Overview
Glycine is the simplest and smallest amino acid and is classified as a non-essential amino acid. It is non-polar, highly flexible, and allows tight packing of protein structures, making it a major component of structural proteins such as collagen.
It plays a dual role in the body as both a metabolic amino acid and a key inhibitory neurotransmitter in the central nervous system. It contributes to protein synthesis, heme synthesis, creatine formation, glutathione production, and bile acid conjugation. Because of its small size and flexibility, it is crucial for maintaining normal protein folding, connective tissue strength, and neurological balance.
Symptoms
Abnormal levels mainly affect the nervous system and metabolism. Excess is associated with symptoms such as seizures, hypotonia, apnea, feeding difficulties, nausea, vomiting, visual disturbances, developmental delay, intellectual disability, and, in severe neonatal cases, coma or early death. These features are characteristic of nonketotic hyperglycinemia. Its deficiency may present with weakness, fatigue, hypotonia, seizures, poor growth, delayed development, brain fog, indigestion, bloating, and reduced exercise tolerance. Neurological symptoms reflect it’s role in inhibitory neurotransmission and NMDA receptor modulation.
Causes
Elevated levels are caused by defects in glycine metabolism, most commonly due to glycine cleavage system deficiency seen in nonketotic hyperglycinemia. Excess may also result from impaired conversion to serine or defective mitochondrial metabolism.

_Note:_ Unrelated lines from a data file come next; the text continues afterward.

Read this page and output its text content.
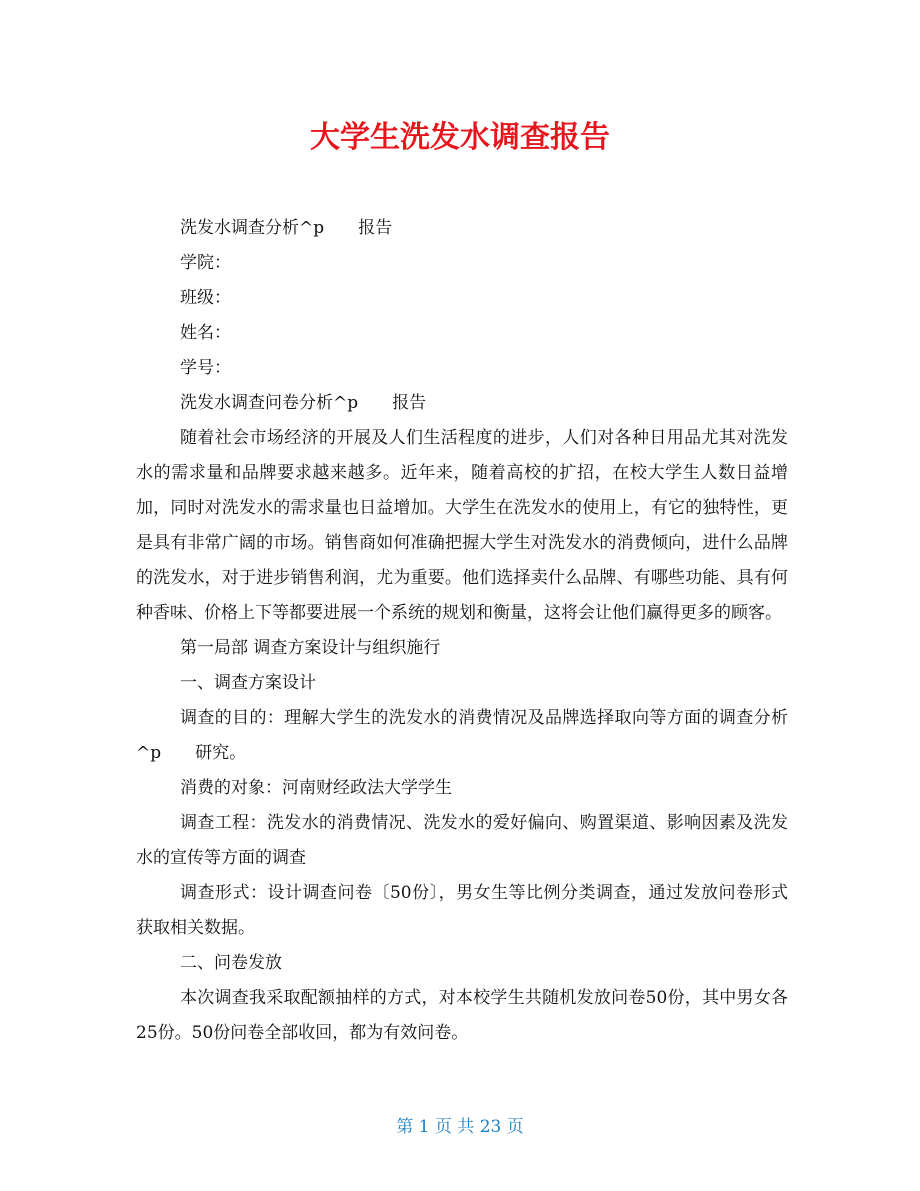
大学生洗发水调查报告

洗发水调查分析^p　　报告

学院：

班级：

姓名：

学号：

洗发水调查问卷分析^p　　报告

随着社会市场经济的开展及人们生活程度的进步，人们对各种日用品尤其对洗发水的需求量和品牌要求越来越多。近年来，随着高校的扩招，在校大学生人数日益增加，同时对洗发水的需求量也日益增加。大学生在洗发水的使用上，有它的独特性，更是具有非常广阔的市场。销售商如何准确把握大学生对洗发水的消费倾向，进什么品牌的洗发水，对于进步销售利润，尤为重要。他们选择卖什么品牌、有哪些功能、具有何种香味、价格上下等都要进展一个系统的规划和衡量，这将会让他们赢得更多的顾客。

第一局部 调查方案设计与组织施行

一、调查方案设计

调查的目的：理解大学生的洗发水的消费情况及品牌选择取向等方面的调查分析^p　　研究。

消费的对象：河南财经政法大学学生

调查工程：洗发水的消费情况、洗发水的爱好偏向、购置渠道、影响因素及洗发水的宣传等方面的调查

调查形式：设计调查问卷〔50份〕，男女生等比例分类调查，通过发放问卷形式获取相关数据。

二、问卷发放

本次调查我采取配额抽样的方式，对本校学生共随机发放问卷50份，其中男女各25份。50份问卷全部收回，都为有效问卷。

第 1 页 共 23 页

Deficiency can occur due to inadequate synthesis, malnutrition, increased metabolic demand, or defects in enzymes involved in glycine synthesis, such as AGAT deficiency, which affects creatine production. Secondary alterations may be seen in liver disease, metabolic stress, or critical illness.
Risk Factors
Risk factors include inherited metabolic disorders, especially nonketotic hyperglycinemia, the neonatal and infant age group, and a family history of metabolic disease. Patients with liver dysfunction, mitochondrial disorders, or severe metabolic stress are also at risk.
Improper fasting, delayed sample processing, or lack of concurrent plasma and CSF analysis may affect interpretation. Neonates with unexplained seizures or hypotonia represent a high-risk group for glycine metabolism disorders.
Prevention
Prevention focuses on early detection and management of metabolic disorders affecting glycine metabolism. Newborn screening and early metabolic evaluation help identify severe forms of hyperglycinemia and reduce neurological damage.
Adequate nutritional support and management of underlying metabolic or hepatic conditions help maintain normal balance. Proper laboratory practices, including fasting sample collection, rapid separation, freezing, and paired plasma-CSF analysis when indicated, improve diagnostic accuracy. Early diagnosis and timely intervention help prevent long-term neurological and developmental complications associated with imbalance.